A workflow engine I recently built provided an interpreter for a Scheme-based language that, for each blocking operation, took a snapshot of the interpreter state (heap + stack) and persisted that to a database. Each time an operation completes (which could be after hours/days/weeks), the interpreter state is restored from the database and execution proceeds from the point at which it was previously suspended. The interpreter supports concurrency, allowing multiple blocking operations to be in progress at the same time, so the work to be done after the completion of one can proceed even while others remain blocked.

The advantage of doing this at the language level is that persistence becomes transparent to the programmer. No decorators are needed; every function and expression inherently has all the properties of a "step" as described here. Deterministic execution can be provided if needed. And if there's a need to call out to external code, it is possible to expose Python functions as Scheme built-ins that can be invoked from the interpreter either synchronously or asynchronously.

I see a lot of workflow engines released that almost get to the point of being like a traditional programming language interpreter but not quite, exposing the structure of the workflow using a DAG with explicit nodes/edges, or (in the case of DBOS) as decorators. While I think this is ok for some applications, I really believe the "workflow as a programming language" perspective deserves more attention.

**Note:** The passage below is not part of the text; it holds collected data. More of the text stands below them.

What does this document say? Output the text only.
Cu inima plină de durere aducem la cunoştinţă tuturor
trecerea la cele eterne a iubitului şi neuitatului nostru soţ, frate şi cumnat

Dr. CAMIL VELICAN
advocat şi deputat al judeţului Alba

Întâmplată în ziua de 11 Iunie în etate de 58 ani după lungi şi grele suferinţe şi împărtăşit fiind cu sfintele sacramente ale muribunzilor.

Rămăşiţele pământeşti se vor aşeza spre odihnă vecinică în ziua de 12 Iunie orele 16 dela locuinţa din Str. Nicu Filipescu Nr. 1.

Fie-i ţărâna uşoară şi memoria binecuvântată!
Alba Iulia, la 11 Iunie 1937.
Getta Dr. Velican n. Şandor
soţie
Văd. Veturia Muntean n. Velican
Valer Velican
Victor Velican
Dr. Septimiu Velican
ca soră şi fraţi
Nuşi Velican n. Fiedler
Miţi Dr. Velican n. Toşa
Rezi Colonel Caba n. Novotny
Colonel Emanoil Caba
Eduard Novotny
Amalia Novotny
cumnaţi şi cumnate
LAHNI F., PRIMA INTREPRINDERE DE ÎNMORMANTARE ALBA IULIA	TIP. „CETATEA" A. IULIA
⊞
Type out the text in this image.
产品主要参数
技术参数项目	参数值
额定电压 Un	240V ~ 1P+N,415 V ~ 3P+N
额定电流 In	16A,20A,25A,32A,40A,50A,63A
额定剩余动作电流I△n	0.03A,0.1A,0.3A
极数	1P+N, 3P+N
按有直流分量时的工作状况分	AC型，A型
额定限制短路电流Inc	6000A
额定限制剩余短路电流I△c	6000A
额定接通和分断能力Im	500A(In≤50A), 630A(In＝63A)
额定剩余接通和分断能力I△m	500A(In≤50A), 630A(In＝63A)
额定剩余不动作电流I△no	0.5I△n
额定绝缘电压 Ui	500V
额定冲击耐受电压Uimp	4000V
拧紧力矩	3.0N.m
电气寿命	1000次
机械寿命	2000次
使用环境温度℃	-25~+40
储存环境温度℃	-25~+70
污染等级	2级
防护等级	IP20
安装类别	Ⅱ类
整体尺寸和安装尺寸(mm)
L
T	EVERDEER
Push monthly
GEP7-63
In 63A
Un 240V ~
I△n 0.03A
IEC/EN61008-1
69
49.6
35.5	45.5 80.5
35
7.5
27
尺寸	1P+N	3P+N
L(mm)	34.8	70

There's a lot of really interesting work that's been done over the years on persistent systems, and especially orthogonal persistence, but sadly this has mostly remained confined to the research literature. Two real-world systems that do implement persistence at the language level are Ethereum and Smalltalk; also some of the older Lisp-based systems provided similar functionality. I think there's a lot more value waiting to be mined from these past efforts.